Airport Taxi Drivers: We Can’t Survive With Tuk-Tuks

Visitors landing at Phnom Penh International Airport may soon have a new choice to make: To take a taxi or tuk-tuk?

Currently, the choice is an easier one, between taxis, which charge $7 to the city center, or motorbike taxis that cost a lot less.

But if taxi drivers have their way, the status quo will remain. And that is why more than 80 airport taxi drivers pro­tested at Phnom Penh City Hall on Monday to prevent tuk-tuks from getting access to airport passengers whom they charge a competitive $5 to take to the city center.

“If there are tuk-tuks, how can the taxis survive?” asked Phav Sothon, president of an airport cab drivers association.

Phav Sothon said his members pay $3,280 a month—or $40 each—to Societe Concessionnaire des Aero­ports, the French company that manages the airport, for the exclusive rights to pick up passengers at the arrival terminal.

But the 31 airport motorbike taxi drivers, who pay $341 a month—or $11 each—for the same rights, say they need to earn more money and applied last year to Municipal Governor Kep Chuktema seeking permission to upgrade their motos to tuk-tuks.

In a March 6, 2007 letter, Kep Chuktema appeared to agree with the upgrade, but added that the drivers should contact the municipal public works department to work out the details.

In a Jan 8 letter to Prime Minister Hun Sen, Minister of Public Works and Transport Sun Chanthol wrote that he thought a tuk-tuk service at the airport was a good idea—relatively speaking.

“[T]uk-tuks are safer than motor taxis,” Sun Chanthol wrote.

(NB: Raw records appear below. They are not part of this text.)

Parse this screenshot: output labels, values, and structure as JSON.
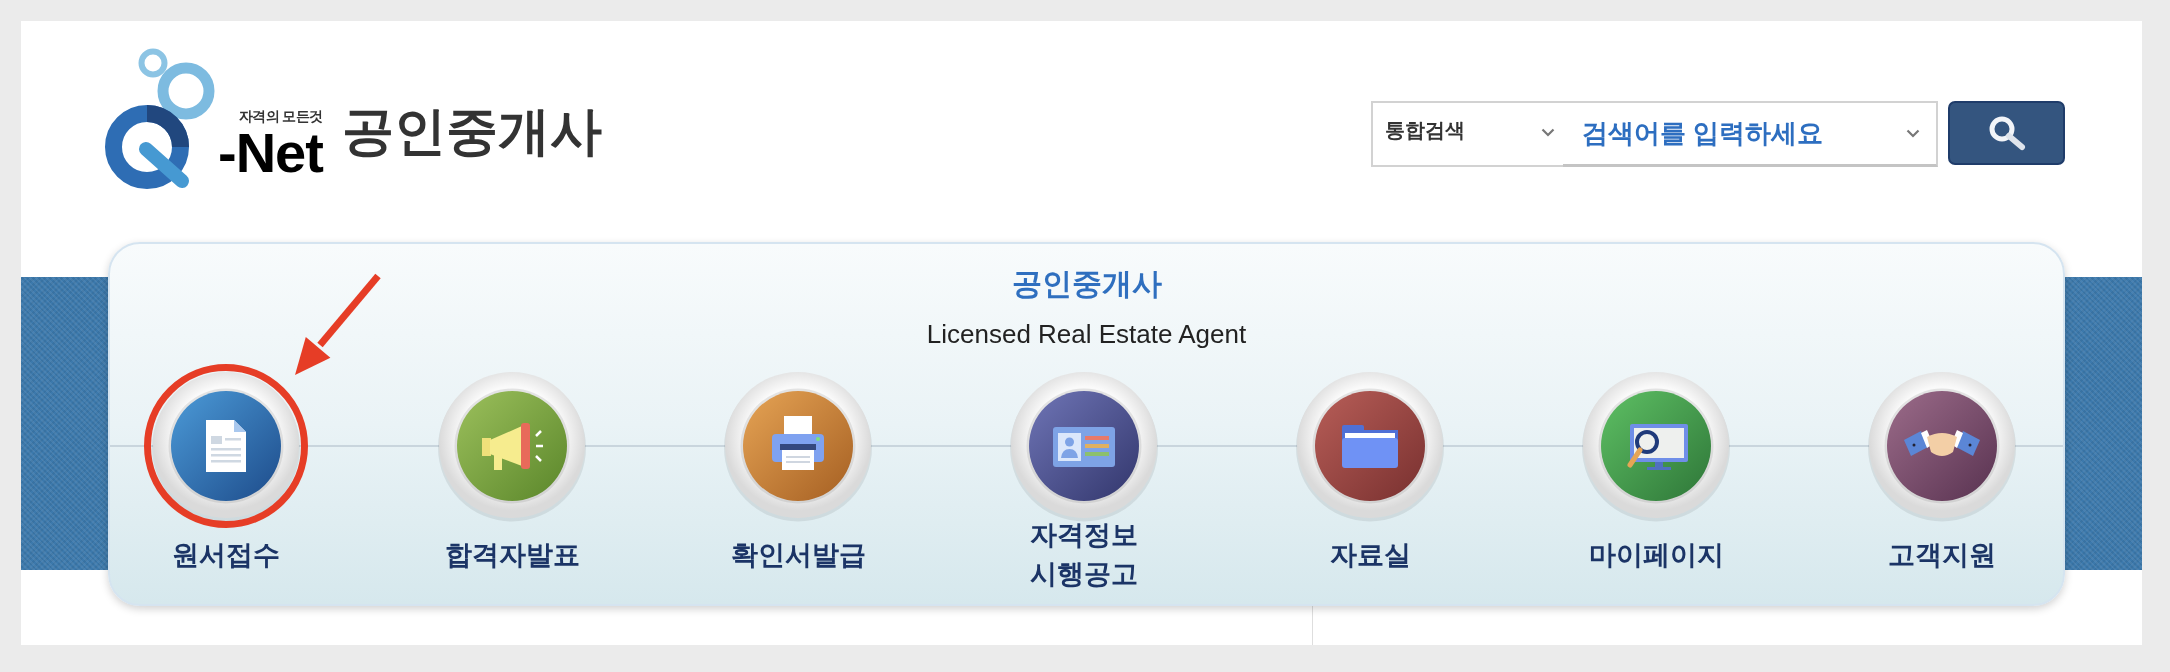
{
  "logo": {
    "tagline": "자격의 모든것",
    "wordmark": "-Net"
  },
  "page_title": "공인중개사",
  "search": {
    "scope": "통합검색",
    "placeholder": "검색어를 입력하세요"
  },
  "banner": {
    "title": "공인중개사",
    "subtitle": "Licensed Real Estate Agent"
  },
  "menu": [
    {
      "label": "원서접수",
      "highlighted": true
    },
    {
      "label": "합격자발표",
      "highlighted": false
    },
    {
      "label": "확인서발급",
      "highlighted": false
    },
    {
      "label": "자격정보 시행공고",
      "highlighted": false
    },
    {
      "label": "자료실",
      "highlighted": false
    },
    {
      "label": "마이페이지",
      "highlighted": false
    },
    {
      "label": "고객지원",
      "highlighted": false
    }
  ]
}
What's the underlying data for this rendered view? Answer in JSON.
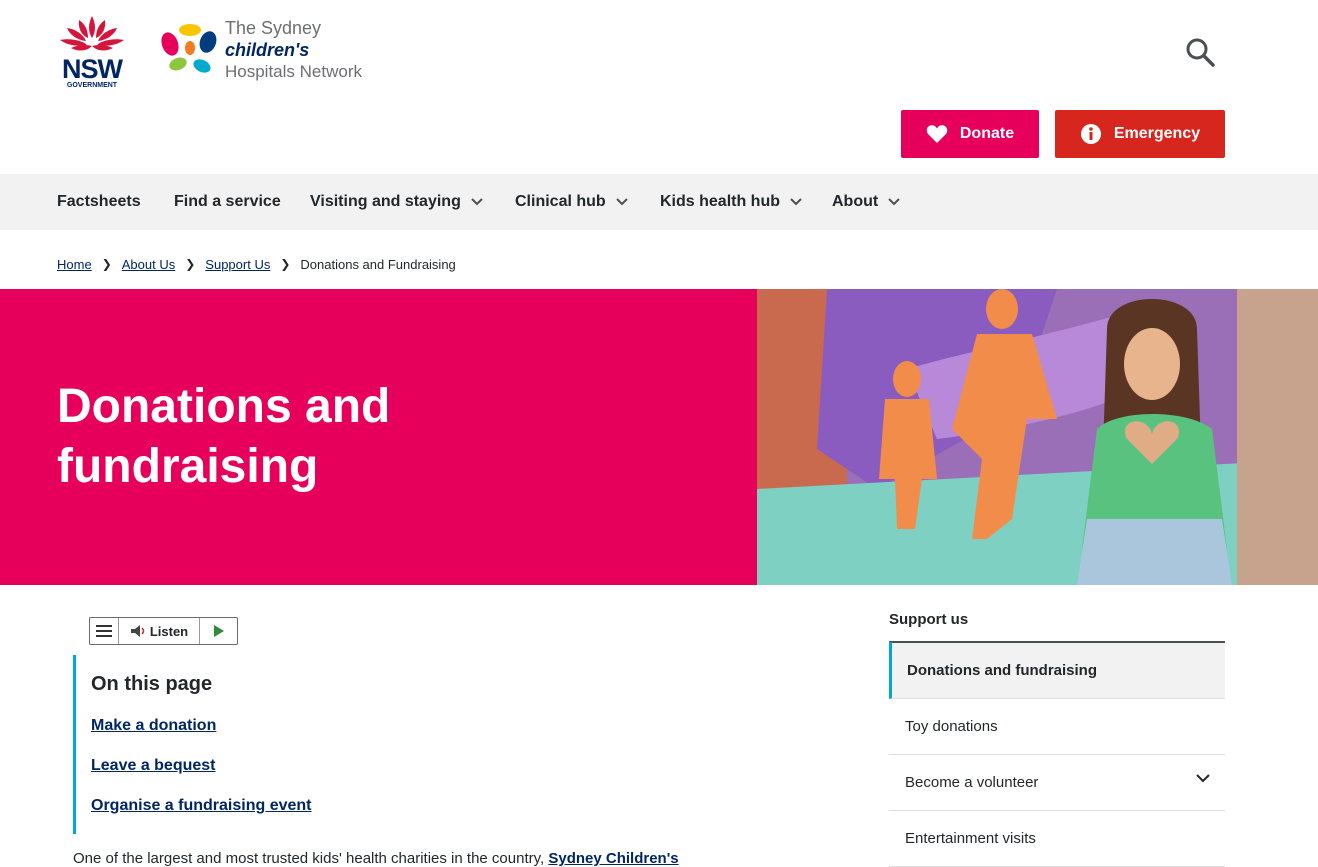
{
  "header": {
    "nsw_logo_text": "NSW",
    "nsw_logo_sub": "GOVERNMENT",
    "schn_line1": "The Sydney",
    "schn_line2": "children's",
    "schn_line3": "Hospitals Network",
    "donate_label": "Donate",
    "emergency_label": "Emergency"
  },
  "nav": {
    "items": [
      {
        "label": "Factsheets"
      },
      {
        "label": "Find a service"
      },
      {
        "label": "Visiting and staying"
      },
      {
        "label": "Clinical hub"
      },
      {
        "label": "Kids health hub"
      },
      {
        "label": "About"
      }
    ]
  },
  "breadcrumb": {
    "items": [
      "Home",
      "About Us",
      "Support Us"
    ],
    "current": "Donations and Fundraising"
  },
  "hero": {
    "title": "Donations and fundraising"
  },
  "listen": {
    "label": "Listen"
  },
  "toc": {
    "title": "On this page",
    "links": [
      "Make a donation",
      "Leave a bequest",
      "Organise a fundraising event"
    ]
  },
  "intro": {
    "text": "One of the largest and most trusted kids' health charities in the country,",
    "link": "Sydney Children's"
  },
  "sidebar": {
    "title": "Support us",
    "items": [
      {
        "label": "Donations and fundraising"
      },
      {
        "label": "Toy donations"
      },
      {
        "label": "Become a volunteer"
      },
      {
        "label": "Entertainment visits"
      }
    ]
  },
  "colors": {
    "brand_pink": "#e6005c",
    "emergency_red": "#d7261e",
    "nsw_navy": "#002664",
    "accent_teal": "#00a9ce"
  }
}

Nevertheless, in a Jan 31 letter to Hun Sen, Kep Chuktema noted a word of caution: “If they convert [to tuk-tuks], there will be disputes in vying for clients between taxi and tuk-tuk groups, that could affect security and order inside the airport.”

Luos Seiha, president of the airport’s motorbike taxi association, said his members have already borrowed money from banks and sold their land to get together the $1,500 needed to convert a motorbike taxi to a three-wheeled tuk-tuk.

He also vowed that his members would go ahead and take their new tuk-tuk service to the airport anyway, starting March 1.

“It is a bias that the municipality cares only about taxis but not us,” Luos Seiha said, adding: “Our tuk-tuks will not harm the taxi business. Clients will choose [themselves].”

Khek Norinda, communications manager for SCA, said SCA embraces all forms of transportation at the airport and is open to discussion on how to resolve the issue.

“We have proposed several solutions to the taxi association, such as: lower[ing] the operating fee should the taxis experience ad­verse impact due to the presence of tuk-tuk[s],” he wrote in an e-mail.

Kep Chuktema could not be reached for comment Monday or Tuesday.

Municipal Deputy Governor Chreang Sophan said the taxi-versus-tuk-tuk issue was being actively debated at City Hall.

“Our stance is not so clear yet,” he said.